Es ist amtlich: Der sog. Holzklotz-Werfer ist geschnappt und wird bald seine gerechte Strafe erhalten. Verständlicherweise haben alle Medien über diesen Fall berichtet; mal mehr und mal weniger originell. Ein Beispiel für letzteres sah ich neulich bei einer Boulevard-Sendung eines Privatsenders – und ich fühlte mich irgendwie verarscht:

Da lief ein „Reporter“ durch die Straßen und fragte Passanten nach ihrer Meinung zur Aufklärung des spekatkulären Falls.
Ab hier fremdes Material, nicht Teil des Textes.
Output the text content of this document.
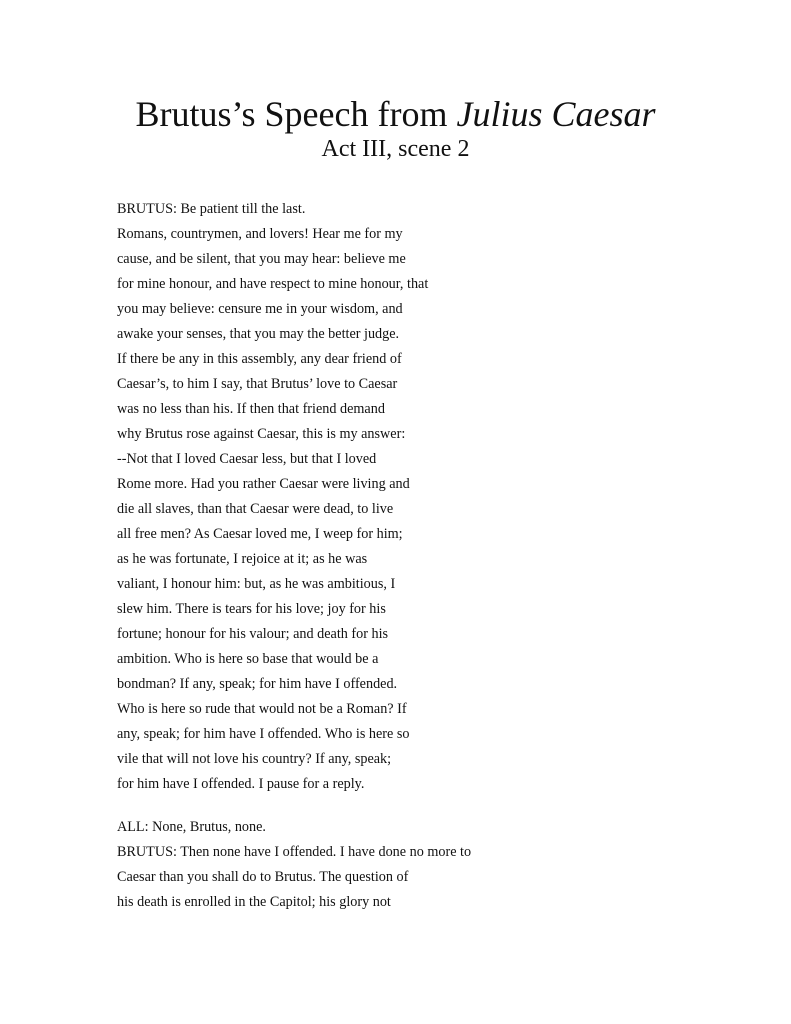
Brutus’s Speech from Julius Caesar
Act III, scene 2
BRUTUS: Be patient till the last.
Romans, countrymen, and lovers! Hear me for my
cause, and be silent, that you may hear: believe me
for mine honour, and have respect to mine honour, that
you may believe: censure me in your wisdom, and
awake your senses, that you may the better judge.
If there be any in this assembly, any dear friend of
Caesar’s, to him I say, that Brutus’ love to Caesar
was no less than his. If then that friend demand
why Brutus rose against Caesar, this is my answer:
--Not that I loved Caesar less, but that I loved
Rome more. Had you rather Caesar were living and
die all slaves, than that Caesar were dead, to live
all free men? As Caesar loved me, I weep for him;
as he was fortunate, I rejoice at it; as he was
valiant, I honour him: but, as he was ambitious, I
slew him. There is tears for his love; joy for his
fortune; honour for his valour; and death for his
ambition. Who is here so base that would be a
bondman? If any, speak; for him have I offended.
Who is here so rude that would not be a Roman? If
any, speak; for him have I offended. Who is here so
vile that will not love his country? If any, speak;
for him have I offended. I pause for a reply.
ALL: None, Brutus, none.
BRUTUS: Then none have I offended. I have done no more to
Caesar than you shall do to Brutus. The question of
his death is enrolled in the Capitol; his glory not
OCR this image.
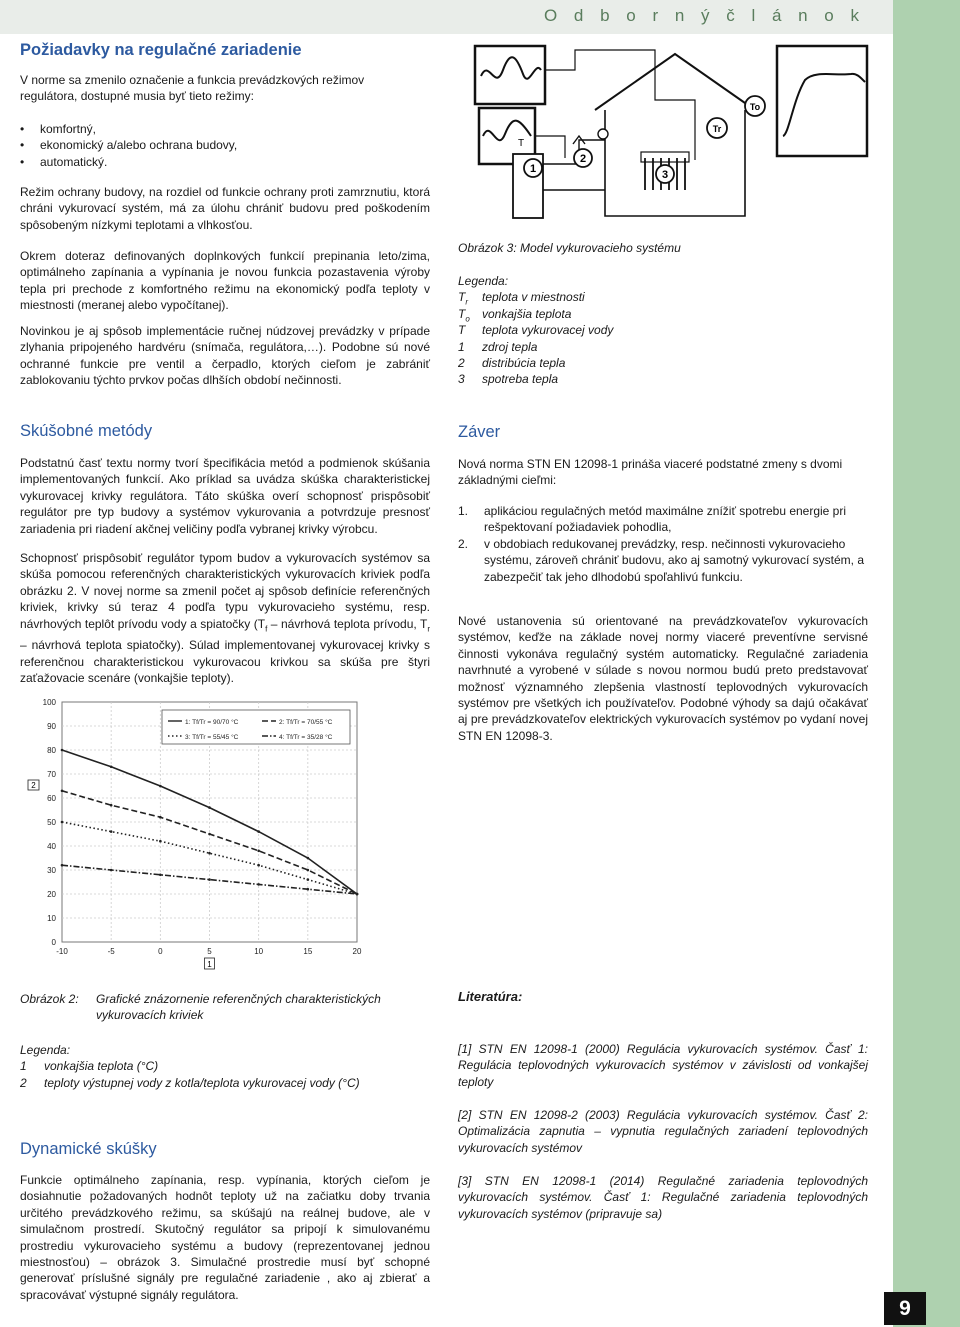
O d b o r n ý č l á n o k
9
Požiadavky na regulačné zariadenie
V norme sa zmenilo označenie a funkcia prevádzkových režimov regulátora, dostupné musia byť tieto režimy:
• komfortný,
• ekonomický a/alebo ochrana budovy,
• automatický.
Režim ochrany budovy, na rozdiel od funkcie ochrany proti zamrznutiu, ktorá chráni vykurovací systém, má za úlohu chrániť budovu pred poškodením spôsobeným nízkymi teplotami a vlhkosťou.
Okrem doteraz definovaných doplnkových funkcií prepinania leto/zima, optimálneho zapínania a vypínania je novou funkcia pozastavenia výroby tepla pri prechode z komfortného režimu na ekonomický podľa teploty v miestnosti (meranej alebo vypočítanej).
Novinkou je aj spôsob implementácie ručnej núdzovej prevádzky v prípade zlyhania pripojeného hardvéru (snímača, regulátora,…). Podobne sú nové ochranné funkcie pre ventil a čerpadlo, ktorých cieľom je zabrániť zablokovaniu týchto prvkov počas dlhších období nečinnosti.
Skúšobné metódy
Podstatnú časť textu normy tvorí špecifikácia metód a podmienok skúšania implementovaných funkcií. Ako príklad sa uvádza skúška charakteristickej vykurovacej krivky regulátora. Táto skúška overí schopnosť prispôsobiť regulátor pre typ budovy a systémov vykurovania a potvrdzuje presnosť zariadenia pri riadení akčnej veličiny podľa vybranej krivky výrobcu.
Schopnosť prispôsobiť regulátor typom budov a vykurovacích systémov sa skúša pomocou referenčných charakteristických vykurovacích kriviek podľa obrázku 2. V novej norme sa zmenil počet aj spôsob definície referenčných kriviek, krivky sú teraz 4 podľa typu vykurovacieho systému, resp. návrhových teplôt prívodu vody a spiatočky ($T_f$ – návrhová teplota prívodu, $T_r$ – návrhová teplota spiatočky). Súlad implementovanej vykurovacej krivky s referenčnou charakteristickou vykurovacou krivkou sa skúša pre štyri zaťažovacie scenáre (vonkajšie teploty).
0
10
20
30
40
50
60
70
80
90
100
-10	-5	0	5	10	15	20
1
2
1: Tf/Tr = 90/70 °C	2: Tf/Tr = 70/55 °C
3: Tf/Tr = 55/45 °C	4: Tf/Tr = 35/28 °C
Obrázok 2:	Grafické znázornenie referenčných charakteristických vykurovacích kriviek
Legenda:
1 vonkajšia teplota (°C)
2 teploty výstupnej vody z kotla/teplota vykurovacej vody (°C)
Dynamické skúšky
Funkcie optimálneho zapínania, resp. vypínania, ktorých cieľom je dosiahnutie požadovaných hodnôt teploty už na začiatku doby trvania určitého prevádzkového režimu, sa skúšajú na reálnej budove, ale v simulačnom prostredí. Skutočný regulátor sa pripojí k simulovanému prostrediu vykurovacieho systému a budovy (reprezentovanej jednou miestnosťou) – obrázok 3. Simulačné prostredie musí byť schopné generovať príslušné signály pre regulačné zariadenie , ako aj zbierať a spracovávať výstupné signály regulátora.
1
T
2
3
Tr
To
Obrázok 3: Model vykurovacieho systému
Legenda:
$T_r$ teplota v miestnosti
$T_o$ vonkajšia teplota
T teplota vykurovacej vody
1 zdroj tepla
2 distribúcia tepla
3 spotreba tepla
Záver
Nová norma STN EN 12098-1 prináša viaceré podstatné zmeny s dvomi základnými cieľmi:
1. aplikáciou regulačných metód maximálne znížiť spotrebu energie pri rešpektovaní požiadaviek pohodlia,
2. v obdobiach redukovanej prevádzky, resp. nečinnosti vykurovacieho systému, zároveň chrániť budovu, ako aj samotný vykurovací systém, a zabezpečiť tak jeho dlhodobú spoľahlivú funkciu.
Nové ustanovenia sú orientované na prevádzkovateľov vykurovacích systémov, keďže na základe novej normy viaceré preventívne servisné činnosti vykonáva regulačný systém automaticky. Regulačné zariadenia navrhnuté a vyrobené v súlade s novou normou budú preto predstavovať možnosť významného zlepšenia vlastností teplovodných vykurovacích systémov pre všetkých ich používateľov. Podobné výhody sa dajú očakávať aj pre prevádzkovateľov elektrických vykurovacích systémov po vydaní novej STN EN 12098-3.
Literatúra:
[1] STN EN 12098-1 (2000) Regulácia vykurovacích systémov. Časť 1: Regulácia teplovodných vykurovacích systémov v závislosti od vonkajšej teploty
[2] STN EN 12098-2 (2003) Regulácia vykurovacích systémov. Časť 2: Optimalizácia zapnutia – vypnutia regulačných zariadení teplovodných vykurovacích systémov
[3] STN EN 12098-1 (2014) Regulačné zariadenia teplovodných vykurovacích systémov. Časť 1: Regulačné zariadenia teplovodných vykurovacích systémov (pripravuje sa)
Dabei zielten die Fragen nicht auf die Polizeiarbeit, die Justiz oder die persönlichen Gefühle hin, sondern lediglich auf… Nein, es waren nicht mal mehrere Fragen. Die Frage lautete einfach: Der Holzklotz-Werfer ist endlich gefasst worden. Wie finden Sie das?

Was will man bitte darauf antworten? Find ich gut… Ja. Und – Überraschung – genau das war auch tatsächlich die am meisten gegebene Antwort.

Geht’s noch?!

Ist das etwa professioneller Journalismus? Nicht mal ein Praktikant wäre auf die dummdreiste Idee gekommen für einen Fernsehbericht auf die Straße zu gehen, um im Rahmen eines solchen Mordfalls die Menschen zu fragen wie sie es denn finden, dass der Täter verhaftet werden konnte.

Ich hätte da als Befragter folgendes geantwortet:

Ich finde das nicht so gut. Die Polizei rühmt sich jetzt mit der Verhaftung, dabei ließ sie sich zu viel Zeit. Gut, es heißt natürlich „besser spät als nie“ aber der Täter hat alle zum Narren gehalten und das sollte belohnt werden. Er war einfach schlauer. Er führte 1:0. Die Polizei hat jetzt quasi lediglich ausgeglichen, also soll sie mal ruhig den Ball flach halten. Außerdem bereut er es ja auch, also fände ich es besser wenn man ihn laufen lässt. Genau… Darf ich jemanden grüßen?

Ein Hoch auf die Glanzleistungen des deutschen Journalismus.